What’s clear is that there are four sisters who believe themselves to be immortal vampires. In their personal and possibly imagined histories, one was raped by vampire hunters, and another was blinded by them; a third sister cannot tolerate sunlight; a fourth diets on bird blood. They live together now in a decrepit chateau where they receive commands from an occult statue – although, in an absurd reveal, we see there’s a man who crouches behind it barking orders. Three young people – Marc, Thomas, and Brigitte – arrive at the chateau and attempt to cure them; Thomas, a psychoanalyst, believes they aren’t immortals, but are suffering from a shared psychosis. Rioting villagers with pitchforks – straight out of a Universal Studios monster movie, except they wear fake mustaches and there are only about five of them – storm the chateau. Brigitte is killed. The woman who believed she was blind is now truly blinded when a spear is flung into her face. Thomas, who has fallen in love with one of the sisters, asks her to bite him on the neck; then they stumble to a beach, where they collapse and die. This is the end of part one; or, more befittingly, Episode One.
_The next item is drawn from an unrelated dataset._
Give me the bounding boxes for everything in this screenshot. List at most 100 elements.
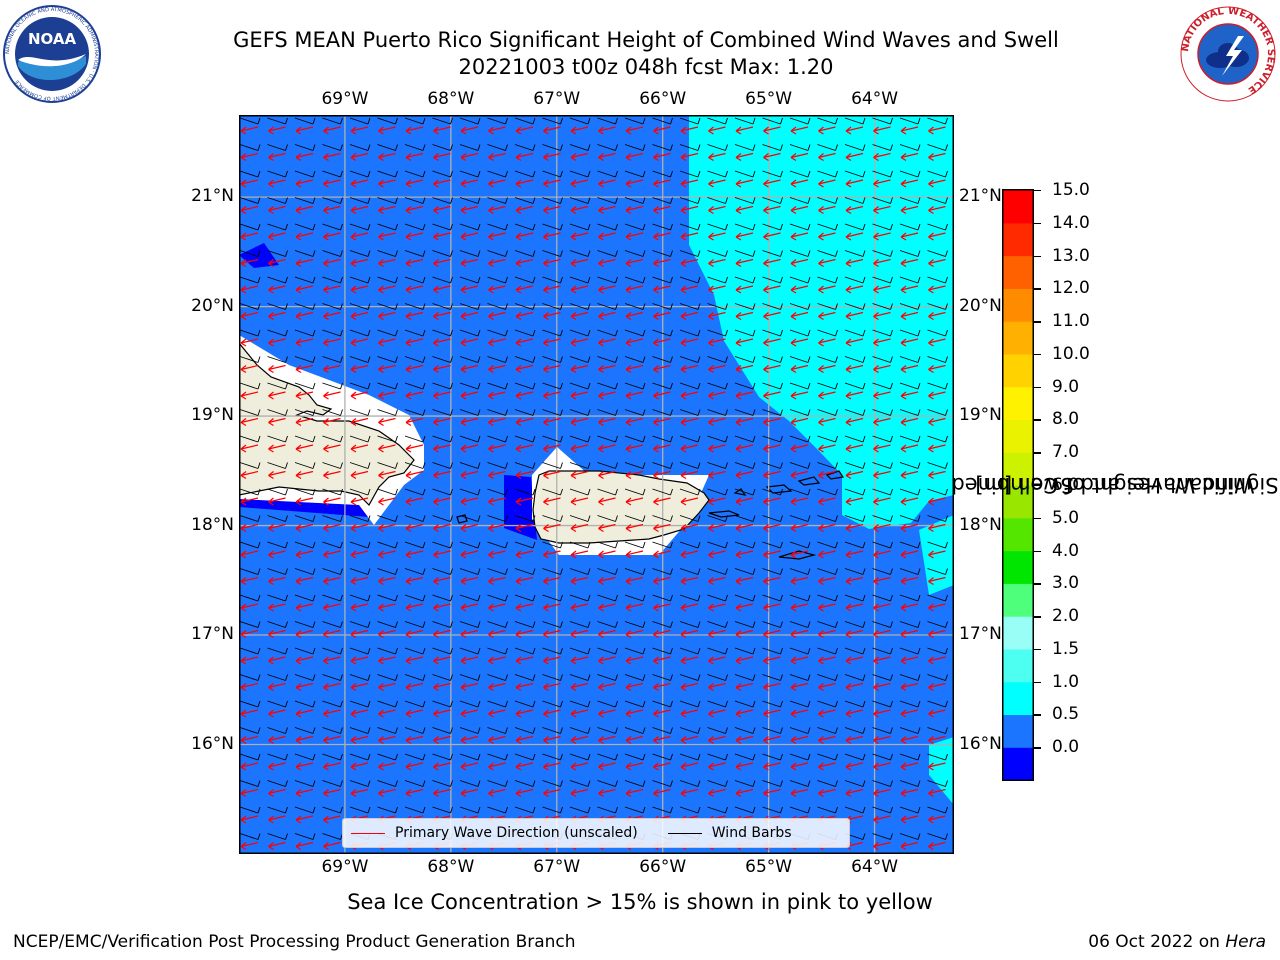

The Queen of the Vampires (Jacqueline Sieger) arrives in semi-splendor.

In Episode Two (“The Vampire Women”), we learn that the four sisters were vampires after all. Thomas and his lover thus come back to (undead) life, naked and drenched by a stream of blood on the beach. The Queen of the Vampires (Jacqueline Sieger) arrives and punishes her servant, the old man who stood behind the statue. She and her underlings depart for a secret clinic run by vampires, who are actually working behind the Queen’s back to discover a cure for vampirism. Marc chases the Queen’s funeral carriage (which is led by a Satanically upside-down cross) through the cemetery to retrieve Brigitte. Brigitte is transformed into a vampire. The Queen attempts to stage a vampire wedding in a theater, but is interrupted by a raid led by Marc, who opens fire upon the vampires with a machine gun. Ultimately, the antidote for vampirism is a success, but it also kills those who take it – including Brigitte and the Queen. Thomas becomes entombed with his lover, and in grief Marc walks through city streets carrying the body of Brigitte. I may have gotten some of the specifics wrong, but it’s always difficult to recall the details of last night’s dream. Rollin leaves you adrift in this world, and you make of it what you will. Much of this is inscrutable, but certain images draw blood.

The Queen prepares to bite one of her patients.
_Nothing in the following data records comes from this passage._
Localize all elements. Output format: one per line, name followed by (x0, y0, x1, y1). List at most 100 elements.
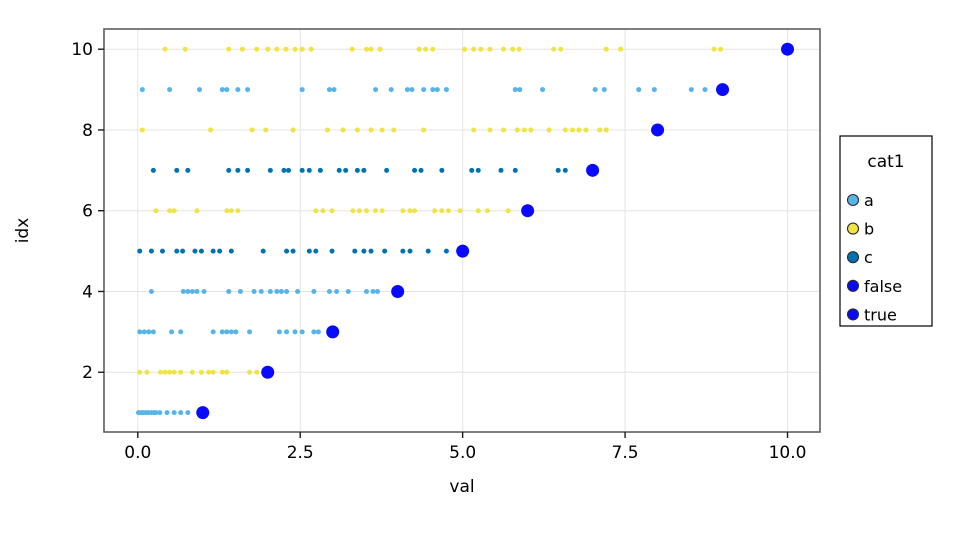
scatter-dot (276, 329, 282, 335)
x-tick-label: 10.0 (769, 443, 807, 463)
scatter-dot (478, 46, 484, 52)
scatter-dot (274, 46, 280, 52)
scatter-dot (254, 369, 260, 375)
scatter-dot (265, 46, 271, 52)
scatter-dot (233, 329, 239, 335)
scatter-dot (245, 167, 251, 173)
scatter-dot (313, 248, 319, 254)
scatter-dot (290, 248, 296, 254)
scatter-dot (558, 46, 564, 52)
scatter-dot (562, 127, 568, 133)
series-idx-2 (137, 369, 260, 375)
scatter-dot (349, 46, 355, 52)
scatter-dot (583, 127, 589, 133)
scatter-dot (421, 87, 427, 93)
scatter-dot (562, 167, 568, 173)
scatter-dot (185, 410, 191, 416)
scatter-dot (501, 127, 507, 133)
scatter-dot (551, 46, 557, 52)
scatter-dot (162, 46, 168, 52)
scatter-dot (521, 127, 527, 133)
scatter-dot (226, 167, 232, 173)
legend: cat1 abc false true (839, 135, 933, 327)
scatter-dot (171, 369, 177, 375)
y-tick-label: 4 (82, 282, 93, 302)
scatter-dot (237, 288, 243, 294)
highlight-dot (586, 163, 600, 177)
scatter-dot (471, 46, 477, 52)
scatter-dot (185, 167, 191, 173)
scatter-dot (292, 329, 298, 335)
highlight-dot (781, 42, 795, 56)
scatter-dot (407, 248, 413, 254)
scatter-dot (150, 167, 156, 173)
scatter-dot (517, 87, 523, 93)
scatter-dot (325, 127, 331, 133)
scatter-dot (384, 167, 390, 173)
scatter-dot (636, 87, 642, 93)
scatter-dot (363, 46, 369, 52)
scatter-dot (299, 46, 305, 52)
scatter-dot (400, 208, 406, 214)
scatter-dot (189, 288, 195, 294)
scatter-dot (352, 248, 358, 254)
scatter-dot (315, 329, 321, 335)
scatter-dot (208, 127, 214, 133)
legend-item-b: b (846, 220, 874, 239)
scatter-dot (423, 46, 429, 52)
x-tick-label: 2.5 (287, 443, 314, 463)
scatter-dot (363, 208, 369, 214)
legend-marker (846, 308, 860, 321)
highlight-dot (261, 365, 275, 379)
scatter-dot (308, 46, 314, 52)
scatter-dot (439, 167, 445, 173)
scatter-dot (379, 127, 385, 133)
y-axis-label: idx (13, 218, 33, 244)
highlight-dot (326, 325, 340, 339)
scatter-dot (368, 46, 374, 52)
scatter-dot (239, 46, 245, 52)
scatter-dot (702, 87, 708, 93)
scatter-dot (345, 288, 351, 294)
scatter-dot (210, 329, 216, 335)
scatter-dot (235, 87, 241, 93)
scatter-dot (373, 87, 379, 93)
scatter-dot (487, 127, 493, 133)
scatter-dot (249, 127, 255, 133)
scatter-dot (439, 208, 445, 214)
scatter-dot (247, 369, 253, 375)
scatter-dot (350, 208, 356, 214)
scatter-dot (281, 167, 287, 173)
legend-item-false: false (846, 277, 902, 296)
scatter-dot (286, 167, 292, 173)
x-axis-label: val (449, 477, 474, 497)
scatter-dot (194, 288, 200, 294)
scatter-dot (180, 248, 186, 254)
axis-ticks: 0.0 2.5 5.0 7.5 10.0 2 4 6 8 10 (71, 40, 806, 463)
scatter-dot (601, 87, 607, 93)
scatter-dot (228, 248, 234, 254)
scatter-dot (137, 329, 143, 335)
x-tick-label: 7.5 (612, 443, 639, 463)
scatter-dot (430, 46, 436, 52)
scatter-dot (210, 369, 216, 375)
legend-marker (846, 279, 860, 292)
legend-title: cat1 (867, 152, 904, 172)
highlight-dot (651, 123, 665, 137)
scatter-dot (146, 329, 152, 335)
scatter-dot (407, 208, 413, 214)
scatter-dot (311, 288, 317, 294)
legend-marker (846, 251, 860, 264)
scatter-dot (158, 369, 164, 375)
scatter-dot (219, 369, 225, 375)
highlight-dot (521, 204, 535, 218)
scatter-dot (603, 127, 609, 133)
scatter-dot (377, 46, 383, 52)
scatter-dot (462, 46, 468, 52)
highlight-dot (456, 244, 470, 258)
scatter-dot (174, 248, 180, 254)
scatter-dot (137, 369, 143, 375)
scatter-dot (226, 46, 232, 52)
scatter-dot (295, 288, 301, 294)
It’s always difficult to defend Rollin, because his flaws can be obvious. He typically worked with unprofessional actors; if he needed extras, those would inevitably be the film crew. He shot on miniscule budgets, stealing shots where he could, and some of these sets seem held together by Scotch tape. But his location shooting – in eerie estates, in empty fields or on vacated suburban roads, and, of course, that stony beach – provided some fine special effects. He had two other weapons in his arsenal: Gothic plots with fairy tale archetypes, and nudity. A lot of nudity. In one of the opening shots, an actress’s top is pulled down and she’s groped for no good reason. The Queen of the Vampires wears an outfit with holes cut out for the breasts. But sometimes his use of nudes can create an indelible image, such as when the blind vampiress stumbles naked through the lapping waves of the beach, lost in the currents; or when Thomas and his lover cling to one another upon the rocks, covered in blood, as two vampire newborns. His films are unquestionably erotic, but he will sometimes cross the line between art and exploitation; it’s a blurry line, but it’s there. This is the Rollin conundrum. It might be that the best way to appreciate his deeply-felt films is to simply set aside those critical reservations, in the same way that you might (as I recommend) not worry so much about grasping every plot detail; just let his sensual, violent, and surrealistic images wash over you. It makes for ideal midnight viewing.